SEN. GRAHAM: …
So my state, Madame Chairman, years ago accepted 34 metric tons of plutonium with the promise we would dispose of it in a way to make the world safer, create jobs in South Carolina and Georgia and at the end of the day not be stuck with this stuff. So we’re halfway through building the MOX facility and I want to compliment the Obama administration. You’re the first people to ever actually build anything. We’ve been talking about it forever. Now we’ve got about a $2 billion cost overrun. Is that correct?
MS. MILLER: Oh no. It’s much larger than $2 billion.

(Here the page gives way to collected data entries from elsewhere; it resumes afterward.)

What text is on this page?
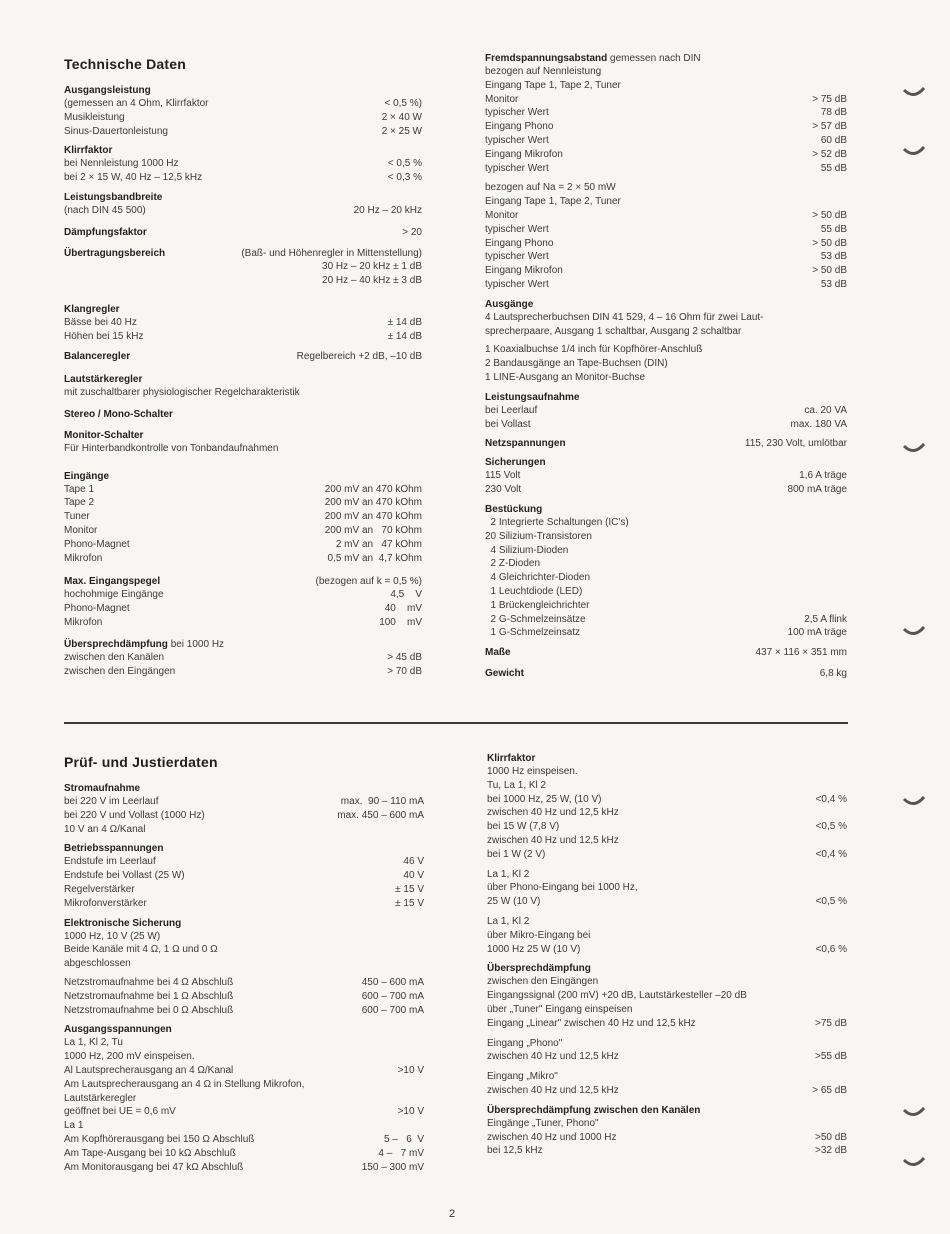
Technische Daten
Ausgangsleistung
(gemessen an 4 Ohm, Klirrfaktor	< 0,5 %)
Musikleistung	2 × 40 W
Sinus-Dauertonleistung	2 × 25 W
Klirrfaktor
bei Nennleistung 1000 Hz	< 0,5 %
bei 2 × 15 W, 40 Hz – 12,5 kHz	< 0,3 %
Leistungsbandbreite
(nach DIN 45 500)	20 Hz – 20 kHz
Dämpfungsfaktor	> 20
Übertragungsbereich	(Baß- und Höhenregler in Mittenstellung)
30 Hz – 20 kHz ± 1 dB
20 Hz – 40 kHz ± 3 dB
Klangregler
Bässe bei 40 Hz	± 14 dB
Höhen bei 15 kHz	± 14 dB
Balanceregler	Regelbereich +2 dB, –10 dB
Lautstärkeregler
mit zuschaltbarer physiologischer Regelcharakteristik
Stereo / Mono-Schalter
Monitor-Schalter
Für Hinterbandkontrolle von Tonbandaufnahmen
Eingänge
Tape 1	200 mV an 470 kOhm
Tape 2	200 mV an 470 kOhm
Tuner	200 mV an 470 kOhm
Monitor	200 mV an   70 kOhm
Phono-Magnet	2 mV an   47 kOhm
Mikrofon	0,5 mV an  4,7 kOhm
Max. Eingangspegel	(bezogen auf k = 0,5 %)
hochohmige Eingänge	4,5    V
Phono-Magnet	40    mV
Mikrofon	100    mV
Übersprechdämpfung bei 1000 Hz
zwischen den Kanälen	> 45 dB
zwischen den Eingängen	> 70 dB
Fremdspannungsabstand gemessen nach DIN
bezogen auf Nennleistung
Eingang Tape 1, Tape 2, Tuner
Monitor	> 75 dB
typischer Wert	78 dB
Eingang Phono	> 57 dB
typischer Wert	60 dB
Eingang Mikrofon	> 52 dB
typischer Wert	55 dB
bezogen auf Na = 2 × 50 mW
Eingang Tape 1, Tape 2, Tuner
Monitor	> 50 dB
typischer Wert	55 dB
Eingang Phono	> 50 dB
typischer Wert	53 dB
Eingang Mikrofon	> 50 dB
typischer Wert	53 dB
Ausgänge
4 Lautsprecherbuchsen DIN 41 529, 4 – 16 Ohm für zwei Laut-
sprecherpaare, Ausgang 1 schaltbar, Ausgang 2 schaltbar
1 Koaxialbuchse 1/4 inch für Kopfhörer-Anschluß
2 Bandausgänge an Tape-Buchsen (DIN)
1 LINE-Ausgang an Monitor-Buchse
Leistungsaufnahme
bei Leerlauf	ca. 20 VA
bei Vollast	max. 180 VA
Netzspannungen	115, 230 Volt, umlötbar
Sicherungen
115 Volt	1,6 A träge
230 Volt	800 mA träge
Bestückung
2 Integrierte Schaltungen (IC's)
20 Silizium-Transistoren
4 Silizium-Dioden
2 Z-Dioden
4 Gleichrichter-Dioden
1 Leuchtdiode (LED)
1 Brückengleichrichter
2 G-Schmelzeinsätze	2,5 A flink
1 G-Schmelzeinsatz	100 mA träge
Maße	437 × 116 × 351 mm
Gewicht	6,8 kg
Prüf- und Justierdaten
Stromaufnahme
bei 220 V im Leerlauf	max.  90 – 110 mA
bei 220 V und Vollast (1000 Hz)	max. 450 – 600 mA
10 V an 4 Ω/Kanal
Betriebsspannungen
Endstufe im Leerlauf	46 V
Endstufe bei Vollast (25 W)	40 V
Regelverstärker	± 15 V
Mikrofonverstärker	± 15 V
Elektronische Sicherung
1000 Hz, 10 V (25 W)
Beide Kanäle mit 4 Ω, 1 Ω und 0 Ω
abgeschlossen
Netzstromaufnahme bei 4 Ω Abschluß	450 – 600 mA
Netzstromaufnahme bei 1 Ω Abschluß	600 – 700 mA
Netzstromaufnahme bei 0 Ω Abschluß	600 – 700 mA
Ausgangsspannungen
La 1, Kl 2, Tu
1000 Hz, 200 mV einspeisen.
Al Lautsprecherausgang an 4 Ω/Kanal	>10 V
Am Lautsprecherausgang an 4 Ω in Stellung Mikrofon,
Lautstärkeregler
geöffnet bei UE = 0,6 mV	>10 V
La 1
Am Kopfhörerausgang bei 150 Ω Abschluß	5 –   6  V
Am Tape-Ausgang bei 10 kΩ Abschluß	4 –   7 mV
Am Monitorausgang bei 47 kΩ Abschluß	150 – 300 mV
Klirrfaktor
1000 Hz einspeisen.
Tu, La 1, Kl 2
bei 1000 Hz, 25 W, (10 V)	<0,4 %
zwischen 40 Hz und 12,5 kHz
bei 15 W (7,8 V)	<0,5 %
zwischen 40 Hz und 12,5 kHz
bei 1 W (2 V)	<0,4 %
La 1, Kl 2
über Phono-Eingang bei 1000 Hz,
25 W (10 V)	<0,5 %
La 1, Kl 2
über Mikro-Eingang bei
1000 Hz 25 W (10 V)	<0,6 %
Übersprechdämpfung
zwischen den Eingängen
Eingangssignal (200 mV) +20 dB, Lautstärkesteller –20 dB
über „Tuner" Eingang einspeisen
Eingang „Linear" zwischen 40 Hz und 12,5 kHz	>75 dB
Eingang „Phono"
zwischen 40 Hz und 12,5 kHz	>55 dB
Eingang „Mikro"
zwischen 40 Hz und 12,5 kHz	> 65 dB
Übersprechdämpfung zwischen den Kanälen
Eingänge „Tuner, Phono"
zwischen 40 Hz und 1000 Hz	>50 dB
bei 12,5 kHz	>32 dB
2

SEN. FEINSTEIN: It’s huge.
SEN. GRAHAM: Are you sure?
MS. MILLER: Well, the estimate a year ago was that the cost to — the full cost of construction would be about $4 billion. We are now entertaining a baseline change proposal from the contractor for nearly $8 billion.
SEN. FEINSTEIN: Oh my goodness.
SEN. GRAHAM: Is that right? The last numbers we were given were around 6 (billion dollars). Let’s say it’s — let’s say it’s 8 (billion dollars). We’re saying it’s 6 (billion dollars).
SEN. FEINSTEIN: (Off mic.)
SEN. GRAHAM: Yeah. Yeah. Let’s just — let’s just live on the edge here.
MS. MILLER: I think the contractor is hoping they can save money. They’re now talking about —
SEN. GRAHAM: Mm-hmm.
MS. MILLER: — what they might do. But that’s — there’s no proposal to us for a $6 billion amount.
The above exchange amongst Sen. Lindsey Graham, Sen. Dianne Feinstein, and acting National Nuclear Security Administration (NNSA) Administrator Neile Miller took place at the Senate Energy and Water Appropriations Subcommittee’s April 24 hearing on the Fiscal Year 2014 NNSA budget request.
Just, wow. Not sure which is more stunning: The cost growth of the Mixed Oxide (MOX) fuel project or Sen. Graham’s ignorance of it. For a realistic assessment of the program you’re unlikely to see generated by Sen. Graham’s press shop, Ed Lyman of the Union of Concerned Scientists is your man.